I can think of three reasons why there was not widespread mayhem:

  1. Many systems were fixed in time.
  2. Some systems, that did store the year as two digits had additional logic that inserted a 19 in front only if the value was greater than a particular value (like 70); otherwise a 20 would be used.
  3. Most embedded systems used to control power distribution, planes, etc., do not store dates in this form.

The use of a decimal - or, more precisely, binary coded decimal - representation of numbers was much more common in data processing systems, so banks and other institutions using that system had a much greater need to be concerned. And, where loss of money looks like a possibility, attention tends to be focused. So large armies of COBOL programmers were mobilized to review and fix legacy code. Thus, #1 above applies - many systems may have been fixed in time.

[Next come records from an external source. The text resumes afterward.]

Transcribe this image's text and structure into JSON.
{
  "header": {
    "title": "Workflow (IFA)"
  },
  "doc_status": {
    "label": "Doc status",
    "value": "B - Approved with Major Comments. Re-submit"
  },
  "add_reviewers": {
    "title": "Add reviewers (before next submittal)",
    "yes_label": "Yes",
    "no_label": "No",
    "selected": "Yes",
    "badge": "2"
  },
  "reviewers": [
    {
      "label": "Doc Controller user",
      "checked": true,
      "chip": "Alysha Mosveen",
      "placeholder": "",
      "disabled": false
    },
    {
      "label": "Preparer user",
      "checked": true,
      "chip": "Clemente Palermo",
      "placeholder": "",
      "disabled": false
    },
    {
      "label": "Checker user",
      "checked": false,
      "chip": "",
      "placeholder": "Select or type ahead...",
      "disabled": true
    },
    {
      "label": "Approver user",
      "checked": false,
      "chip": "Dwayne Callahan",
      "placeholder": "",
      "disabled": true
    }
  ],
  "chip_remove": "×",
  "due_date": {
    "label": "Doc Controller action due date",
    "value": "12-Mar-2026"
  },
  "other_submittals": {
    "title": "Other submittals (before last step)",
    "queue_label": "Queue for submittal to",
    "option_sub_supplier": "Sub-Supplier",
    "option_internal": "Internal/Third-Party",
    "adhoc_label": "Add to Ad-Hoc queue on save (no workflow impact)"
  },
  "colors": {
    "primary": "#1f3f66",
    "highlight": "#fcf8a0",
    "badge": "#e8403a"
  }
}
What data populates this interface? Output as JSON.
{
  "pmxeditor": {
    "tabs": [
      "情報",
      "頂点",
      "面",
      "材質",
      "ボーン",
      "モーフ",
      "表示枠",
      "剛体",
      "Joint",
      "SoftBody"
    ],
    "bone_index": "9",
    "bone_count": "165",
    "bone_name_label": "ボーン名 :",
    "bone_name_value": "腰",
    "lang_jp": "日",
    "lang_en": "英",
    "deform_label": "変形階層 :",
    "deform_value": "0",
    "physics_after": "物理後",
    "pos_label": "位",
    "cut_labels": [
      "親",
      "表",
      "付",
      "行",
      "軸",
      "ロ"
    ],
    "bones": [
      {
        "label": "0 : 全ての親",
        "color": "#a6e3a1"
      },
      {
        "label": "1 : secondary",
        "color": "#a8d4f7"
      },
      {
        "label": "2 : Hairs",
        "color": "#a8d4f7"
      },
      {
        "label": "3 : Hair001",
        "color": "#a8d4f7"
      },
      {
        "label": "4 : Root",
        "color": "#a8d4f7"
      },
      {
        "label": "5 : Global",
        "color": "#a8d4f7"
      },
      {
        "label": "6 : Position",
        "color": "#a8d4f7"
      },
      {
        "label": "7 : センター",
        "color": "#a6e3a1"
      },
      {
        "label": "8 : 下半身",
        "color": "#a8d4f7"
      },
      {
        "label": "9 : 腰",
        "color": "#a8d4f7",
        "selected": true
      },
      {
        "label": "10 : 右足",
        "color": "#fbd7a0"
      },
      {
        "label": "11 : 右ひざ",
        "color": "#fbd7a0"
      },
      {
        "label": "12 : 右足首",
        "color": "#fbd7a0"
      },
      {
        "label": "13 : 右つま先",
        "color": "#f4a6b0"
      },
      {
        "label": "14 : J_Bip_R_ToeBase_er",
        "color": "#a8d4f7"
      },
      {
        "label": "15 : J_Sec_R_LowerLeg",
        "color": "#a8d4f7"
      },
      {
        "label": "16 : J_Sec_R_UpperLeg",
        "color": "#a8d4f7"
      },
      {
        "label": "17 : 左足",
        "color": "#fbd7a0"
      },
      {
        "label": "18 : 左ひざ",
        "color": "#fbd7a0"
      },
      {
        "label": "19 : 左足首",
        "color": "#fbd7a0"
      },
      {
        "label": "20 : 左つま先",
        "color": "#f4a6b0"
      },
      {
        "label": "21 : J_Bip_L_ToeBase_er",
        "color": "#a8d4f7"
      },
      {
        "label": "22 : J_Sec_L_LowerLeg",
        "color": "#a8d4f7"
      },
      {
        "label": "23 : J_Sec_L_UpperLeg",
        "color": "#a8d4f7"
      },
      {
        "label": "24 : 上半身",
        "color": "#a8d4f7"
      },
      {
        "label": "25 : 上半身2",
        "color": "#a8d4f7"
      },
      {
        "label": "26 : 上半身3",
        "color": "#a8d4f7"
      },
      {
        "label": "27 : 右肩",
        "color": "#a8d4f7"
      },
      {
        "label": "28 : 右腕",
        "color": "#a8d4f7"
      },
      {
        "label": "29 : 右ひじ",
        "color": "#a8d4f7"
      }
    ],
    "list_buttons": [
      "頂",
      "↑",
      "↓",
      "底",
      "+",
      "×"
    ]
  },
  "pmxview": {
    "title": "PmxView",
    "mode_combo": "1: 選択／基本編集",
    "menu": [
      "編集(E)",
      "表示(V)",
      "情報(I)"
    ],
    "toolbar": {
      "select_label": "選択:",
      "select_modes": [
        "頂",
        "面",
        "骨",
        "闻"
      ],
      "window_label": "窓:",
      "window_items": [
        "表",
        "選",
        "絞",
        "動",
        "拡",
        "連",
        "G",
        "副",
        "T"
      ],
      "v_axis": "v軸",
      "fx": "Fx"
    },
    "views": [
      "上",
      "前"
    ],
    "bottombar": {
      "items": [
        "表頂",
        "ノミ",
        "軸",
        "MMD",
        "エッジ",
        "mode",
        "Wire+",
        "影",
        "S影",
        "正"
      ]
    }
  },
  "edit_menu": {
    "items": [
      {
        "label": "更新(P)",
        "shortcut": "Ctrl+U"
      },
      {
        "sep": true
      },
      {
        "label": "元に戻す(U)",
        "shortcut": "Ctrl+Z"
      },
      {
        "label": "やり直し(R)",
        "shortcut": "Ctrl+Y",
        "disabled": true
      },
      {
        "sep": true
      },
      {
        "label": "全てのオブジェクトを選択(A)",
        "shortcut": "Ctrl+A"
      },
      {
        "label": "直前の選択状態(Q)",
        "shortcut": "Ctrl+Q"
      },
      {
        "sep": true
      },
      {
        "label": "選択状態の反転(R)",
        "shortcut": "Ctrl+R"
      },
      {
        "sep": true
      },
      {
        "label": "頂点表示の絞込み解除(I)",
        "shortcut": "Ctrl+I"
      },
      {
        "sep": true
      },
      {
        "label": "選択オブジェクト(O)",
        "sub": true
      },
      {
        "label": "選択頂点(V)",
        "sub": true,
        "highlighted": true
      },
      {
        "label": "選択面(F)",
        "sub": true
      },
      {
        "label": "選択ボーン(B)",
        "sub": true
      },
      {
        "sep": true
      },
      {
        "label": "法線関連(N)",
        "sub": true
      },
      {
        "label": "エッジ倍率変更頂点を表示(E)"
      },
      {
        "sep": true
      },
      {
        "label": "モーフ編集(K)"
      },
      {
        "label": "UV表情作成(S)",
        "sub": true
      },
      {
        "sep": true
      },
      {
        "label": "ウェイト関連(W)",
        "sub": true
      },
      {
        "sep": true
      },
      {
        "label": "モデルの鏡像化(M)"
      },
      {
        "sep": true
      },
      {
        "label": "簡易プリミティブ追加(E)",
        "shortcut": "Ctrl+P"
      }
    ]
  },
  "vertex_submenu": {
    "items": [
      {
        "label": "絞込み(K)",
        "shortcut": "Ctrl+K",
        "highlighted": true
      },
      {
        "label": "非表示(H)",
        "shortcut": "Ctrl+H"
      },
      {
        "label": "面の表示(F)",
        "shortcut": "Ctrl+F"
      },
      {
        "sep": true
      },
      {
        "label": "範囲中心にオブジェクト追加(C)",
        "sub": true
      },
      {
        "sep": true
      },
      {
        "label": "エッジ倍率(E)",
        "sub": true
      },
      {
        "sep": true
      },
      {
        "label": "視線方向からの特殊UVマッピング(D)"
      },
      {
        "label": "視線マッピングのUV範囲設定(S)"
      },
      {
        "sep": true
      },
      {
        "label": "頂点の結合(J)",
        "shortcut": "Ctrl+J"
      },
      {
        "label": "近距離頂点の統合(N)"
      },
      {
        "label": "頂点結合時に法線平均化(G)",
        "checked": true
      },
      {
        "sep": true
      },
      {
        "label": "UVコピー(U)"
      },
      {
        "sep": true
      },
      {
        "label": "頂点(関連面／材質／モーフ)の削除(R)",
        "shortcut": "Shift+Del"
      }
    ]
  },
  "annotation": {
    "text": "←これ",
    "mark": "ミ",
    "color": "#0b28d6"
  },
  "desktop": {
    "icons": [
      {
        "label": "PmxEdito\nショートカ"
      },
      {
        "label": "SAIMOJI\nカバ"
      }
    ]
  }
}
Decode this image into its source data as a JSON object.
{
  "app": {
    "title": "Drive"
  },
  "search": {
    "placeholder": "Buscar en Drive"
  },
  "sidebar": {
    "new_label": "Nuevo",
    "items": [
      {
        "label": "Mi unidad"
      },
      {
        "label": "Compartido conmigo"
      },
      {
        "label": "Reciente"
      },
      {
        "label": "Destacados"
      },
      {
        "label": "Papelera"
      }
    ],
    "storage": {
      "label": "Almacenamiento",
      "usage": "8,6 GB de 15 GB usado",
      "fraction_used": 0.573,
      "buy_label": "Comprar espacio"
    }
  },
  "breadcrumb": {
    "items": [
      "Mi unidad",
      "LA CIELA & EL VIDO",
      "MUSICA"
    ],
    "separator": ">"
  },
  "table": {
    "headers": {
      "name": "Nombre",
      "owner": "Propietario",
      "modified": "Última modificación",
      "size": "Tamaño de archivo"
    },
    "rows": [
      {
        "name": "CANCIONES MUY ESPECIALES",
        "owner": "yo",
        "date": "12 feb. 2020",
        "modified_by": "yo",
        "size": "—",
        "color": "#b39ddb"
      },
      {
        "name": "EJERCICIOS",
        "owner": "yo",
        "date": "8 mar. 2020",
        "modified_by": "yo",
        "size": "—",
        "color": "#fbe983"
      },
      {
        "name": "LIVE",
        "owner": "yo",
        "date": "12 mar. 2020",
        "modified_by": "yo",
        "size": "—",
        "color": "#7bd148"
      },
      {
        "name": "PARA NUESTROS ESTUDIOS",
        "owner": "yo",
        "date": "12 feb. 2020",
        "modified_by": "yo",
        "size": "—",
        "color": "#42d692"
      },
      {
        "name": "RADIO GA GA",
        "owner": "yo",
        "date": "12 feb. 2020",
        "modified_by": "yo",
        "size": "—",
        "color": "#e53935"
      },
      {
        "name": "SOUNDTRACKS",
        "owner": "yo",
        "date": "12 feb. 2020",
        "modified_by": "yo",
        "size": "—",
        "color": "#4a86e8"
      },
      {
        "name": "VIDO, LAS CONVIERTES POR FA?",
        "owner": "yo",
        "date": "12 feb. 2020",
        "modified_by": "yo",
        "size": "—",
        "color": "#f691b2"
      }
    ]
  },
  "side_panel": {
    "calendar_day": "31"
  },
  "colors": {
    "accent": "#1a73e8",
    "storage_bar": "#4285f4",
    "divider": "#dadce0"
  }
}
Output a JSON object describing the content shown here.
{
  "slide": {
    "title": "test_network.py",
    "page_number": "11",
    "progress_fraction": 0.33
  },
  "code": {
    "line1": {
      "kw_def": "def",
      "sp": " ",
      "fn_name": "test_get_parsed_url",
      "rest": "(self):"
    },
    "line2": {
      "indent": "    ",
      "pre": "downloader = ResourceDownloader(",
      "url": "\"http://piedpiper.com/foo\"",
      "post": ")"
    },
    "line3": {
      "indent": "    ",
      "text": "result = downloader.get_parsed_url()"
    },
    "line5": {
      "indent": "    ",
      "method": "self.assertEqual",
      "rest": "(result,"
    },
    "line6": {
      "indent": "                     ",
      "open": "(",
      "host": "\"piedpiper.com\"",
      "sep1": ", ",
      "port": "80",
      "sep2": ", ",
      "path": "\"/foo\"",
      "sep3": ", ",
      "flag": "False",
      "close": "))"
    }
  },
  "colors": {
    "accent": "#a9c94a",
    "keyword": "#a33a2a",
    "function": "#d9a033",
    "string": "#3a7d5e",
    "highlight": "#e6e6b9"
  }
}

Embedded systems tend to keep date and time information in a binary form, which would not be sensitive to the change of year, so I think that #3 above is a more likely reason for the lack of failures. However, this does not mean that there never will be a problem of this ilk.

Epoch Time
The approach to keeping date and time information as a counter from some specific, arbitrary date is commonly called “Epoch Time”. Using a 32-bit counter and counting seconds gives a span of 136 years, which would serve us well into the future. However, life is never simple.

For reasons that escape me, most systems (including anything based on UNIX) use a signed 32-bit counter, which effectively makes it a 31-bit counter, thus halving its span to 68 years. As UNIX uses an Epoch starting on 1 January 1970, the counter will overflow at 03:14:08 UTC on 19 January 2038. This is only 25 years away! When the overflow occurs, the date will wrap around to 13 December 1901. A website – – features a counter illustrating progress towards “Doomsday”.

An interesting sidenote is that among certain UNIX communities, it has become fashionable to celebrate significant values of the time counter. The next interesting event is the arrival of the Second Billennium (2,000,000,000 seconds), which will occur at 03:33:20 UTC on 18 May 2033.